Seventh Circuit: Magistrate Improperly Denied Serial Filing Plaintiff's Attorney His Fees In FLSA Case
One oft-invoked disincentive to employers’ litigating FLSA claims (specifically non-class or collective claims) is the statute’s fee shifting provision: when a plaintiff prevails (however nominally), he is entitled to have his “reasonable” attorneys’ fees paid by the employer defendant (however the principle does not apply to a defense victory). In such cases, the individual plaintiff’s damages may be quite nominal, but substantial amounts of attorney time are required to take the case through trial. In a new decision, the Court of Appeals for the Seventh Circuit vacated a magistrate’s decision which sought to deny a plaintiff’s attorney substantially all of his fee in just such a case, clarifying the standards governing attorneys’ fee awards under the FLSA within the Circuit. Johnson v. GDF, Inc., 2012 U.S. App. LEXIS 2810 (7th Cir. Feb. 13, 2012).
Johnson concerned an FLSA retaliation case brought by the attorney Earnest T. Rossiello, whose settlement negotiations and fee applications had already been the subject of numerous opinions within the Northern District of Illinois. In Johnson, Mr. Rossiello litigated his client’s case through to trial and obtained a modest verdict of $5,000 on Johnson’s claim that he was fired for complaining about FLSA violations. The Magistrate Judge, calling his conduct in the matter “yet another example of Ernest T. Rossiello's self-serving litigation tactics,” struck substantially all of his attorney’s fee application. On appeal, the Seventh Circuit reversed, distinguishing the case at bar from the earlier case relied upon by the Magistrate Judge in cutting the fee, as being one where Mr. Rossiello did have to establish liability and demonstrate (as he did before a jury), that his client had been terminated for an unlawful purpose. Based on his success and the contested nature of the litigation, his conduct to that point in the case did not reflect an unreasonable unwillingness to settle. Nor, in the appellate court’s view, could defendant properly claim to have been “misled” by Plaintiff’s $10,000 settlement demand, when it itself had the information in its possession to assess Plaintiff’s claims.

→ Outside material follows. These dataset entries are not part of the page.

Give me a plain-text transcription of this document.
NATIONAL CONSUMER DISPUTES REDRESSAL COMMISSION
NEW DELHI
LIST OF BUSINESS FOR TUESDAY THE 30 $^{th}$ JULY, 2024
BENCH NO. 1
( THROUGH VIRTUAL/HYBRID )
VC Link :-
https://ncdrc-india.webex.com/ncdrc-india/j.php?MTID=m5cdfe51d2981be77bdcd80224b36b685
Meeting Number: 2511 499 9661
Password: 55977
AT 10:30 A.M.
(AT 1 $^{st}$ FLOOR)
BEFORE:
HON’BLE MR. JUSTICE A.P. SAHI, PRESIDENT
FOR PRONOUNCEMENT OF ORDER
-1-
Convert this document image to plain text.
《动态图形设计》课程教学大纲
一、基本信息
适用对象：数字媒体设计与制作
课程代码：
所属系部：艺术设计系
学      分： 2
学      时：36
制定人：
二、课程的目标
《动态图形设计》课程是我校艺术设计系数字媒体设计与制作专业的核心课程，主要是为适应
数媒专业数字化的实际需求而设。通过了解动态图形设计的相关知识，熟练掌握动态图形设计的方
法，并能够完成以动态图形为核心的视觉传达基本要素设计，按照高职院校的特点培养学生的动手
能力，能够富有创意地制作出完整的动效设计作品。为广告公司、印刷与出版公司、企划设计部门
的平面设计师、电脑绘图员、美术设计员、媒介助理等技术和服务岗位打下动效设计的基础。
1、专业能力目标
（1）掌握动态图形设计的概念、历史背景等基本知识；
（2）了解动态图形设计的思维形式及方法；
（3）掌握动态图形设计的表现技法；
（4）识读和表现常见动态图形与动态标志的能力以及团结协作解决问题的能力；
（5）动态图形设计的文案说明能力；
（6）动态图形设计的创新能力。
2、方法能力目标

The problem of fee shifting in small dollar FLSA cases persists, and the Johnson case is one of many examples. Courts will be reluctant to refuse to compensate counsel for their services when they obtain a favorable result for their client, notwithstanding the size of that recovery, or (as argued by some as important) the ratio of the plaintiff’s recovery to that of his or her attorney. Defense counsel must continue to use all available mechanisms, including offers of judgment under FRCP 68 where applicable, to minimize exposure to attorneys’ fee claims in these cases.